[lbo-talk] Christian Parenti responds

Jordan Hayes jmhayes at j-o-r-d-a-n.com
Wed Apr 8 09:03:44 PDT 2009


Matt writes:


> You need to ask yourself: "what problem is the US
> prison system, as is, currently solving"?

It sounds to me like "prison abolition" is mis-named; if the reason you want to get rid of the prisons is because you'd like to change society to remove the conditions that drive many people to crime, that's a little bit of the cart before the horse, no?


> [ ... ] you're worried about the incredibly small number of
> people who, were it not for poverty, racism, and the drug war,
> would be criminals anyway ...

I'm all for the agenda of removing poverty, racism, and the drug war from society (with the side-effect that we'd have far fewer candidates for prison); what shall we call it? "Prison abolition" ...? Hmmm.

Doug says that "upper class criminals are often just guilty of exaggerated capitalist behavior" ... but isn't that what *most* crime is?
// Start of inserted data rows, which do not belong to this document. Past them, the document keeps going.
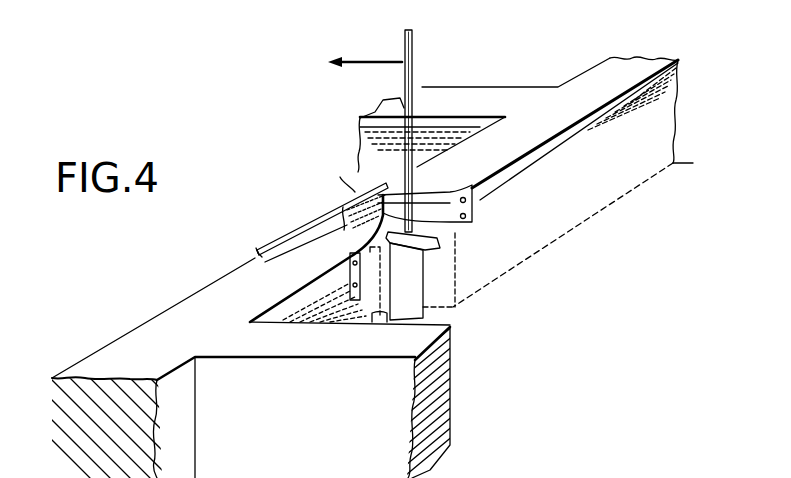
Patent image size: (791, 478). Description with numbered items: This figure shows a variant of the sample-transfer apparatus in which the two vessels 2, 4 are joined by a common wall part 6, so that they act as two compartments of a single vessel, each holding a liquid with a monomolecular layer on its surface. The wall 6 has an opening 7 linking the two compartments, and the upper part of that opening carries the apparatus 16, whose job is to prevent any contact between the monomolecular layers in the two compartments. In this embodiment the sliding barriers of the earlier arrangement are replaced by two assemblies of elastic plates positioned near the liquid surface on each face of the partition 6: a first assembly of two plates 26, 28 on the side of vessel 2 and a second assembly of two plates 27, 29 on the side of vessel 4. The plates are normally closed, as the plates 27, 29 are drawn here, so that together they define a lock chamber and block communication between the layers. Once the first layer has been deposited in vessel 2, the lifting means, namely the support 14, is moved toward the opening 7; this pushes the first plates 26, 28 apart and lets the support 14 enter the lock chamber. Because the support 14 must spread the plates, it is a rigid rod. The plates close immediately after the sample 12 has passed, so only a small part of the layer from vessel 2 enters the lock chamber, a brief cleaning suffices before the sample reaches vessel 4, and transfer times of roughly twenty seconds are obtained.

The vessel 2 is at (622, 289).
The vessel 4 is at (105, 308).
The common wall part 6 is at (492, 147).
The opening 7 is at (387, 313).
The sample 12 is at (440, 288).
The support 14 is at (412, 50).
The apparatus 16 is at (294, 218).
The plate 26 is at (350, 235).
The plate 27 is at (256, 240).
The plate 28 is at (445, 220).
The plate 29 is at (360, 192).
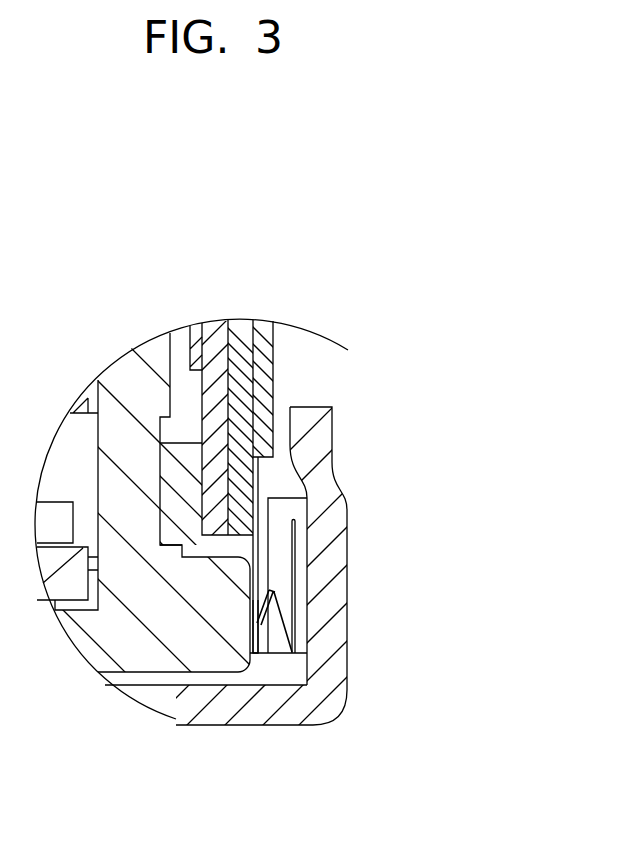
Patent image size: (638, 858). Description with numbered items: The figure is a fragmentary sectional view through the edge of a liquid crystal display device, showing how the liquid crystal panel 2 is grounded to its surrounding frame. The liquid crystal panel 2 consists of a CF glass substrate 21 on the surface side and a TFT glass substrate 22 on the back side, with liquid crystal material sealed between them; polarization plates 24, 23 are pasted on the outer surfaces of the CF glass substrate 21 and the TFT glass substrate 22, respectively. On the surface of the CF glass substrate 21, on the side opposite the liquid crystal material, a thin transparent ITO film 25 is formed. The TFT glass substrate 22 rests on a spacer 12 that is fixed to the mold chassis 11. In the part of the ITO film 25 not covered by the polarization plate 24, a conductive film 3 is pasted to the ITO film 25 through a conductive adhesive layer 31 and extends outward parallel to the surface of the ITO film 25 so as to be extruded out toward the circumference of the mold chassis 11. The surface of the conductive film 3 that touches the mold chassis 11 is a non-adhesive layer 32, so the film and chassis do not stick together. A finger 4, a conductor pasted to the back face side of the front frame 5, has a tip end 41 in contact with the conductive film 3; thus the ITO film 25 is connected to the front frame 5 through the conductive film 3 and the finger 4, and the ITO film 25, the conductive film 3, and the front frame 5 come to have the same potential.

The liquid crystal panel 2 is at (238, 381).
The CF glass substrate 21 is at (240, 324).
The TFT glass substrate 22 is at (217, 324).
The polarization plate 23 is at (163, 307).
The polarization plate 24 is at (276, 347).
The ITO film 25 is at (256, 493).
The conductive film 3 is at (317, 629).
The conductive adhesive layer 31 is at (296, 518).
The non-adhesive layer 32 is at (250, 626).
The finger 4 is at (283, 577).
The tip end 41 is at (280, 628).
The front frame 5 is at (347, 688).
The mold chassis 11 is at (232, 690).
The spacer 12 is at (173, 540).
Most crime is property crime, even when it's of a violent sort. That comes down to an inequality.

This is just another case of Americans making decisions that are against their best interests, right? Clearly the "legal economy" works Just Fine without the "criminal population" -- but the question is: how to pay for that non-participation? You could have a social safety net, or you can pay for prisons. Prisons are more expensive and less effective; let's pick that!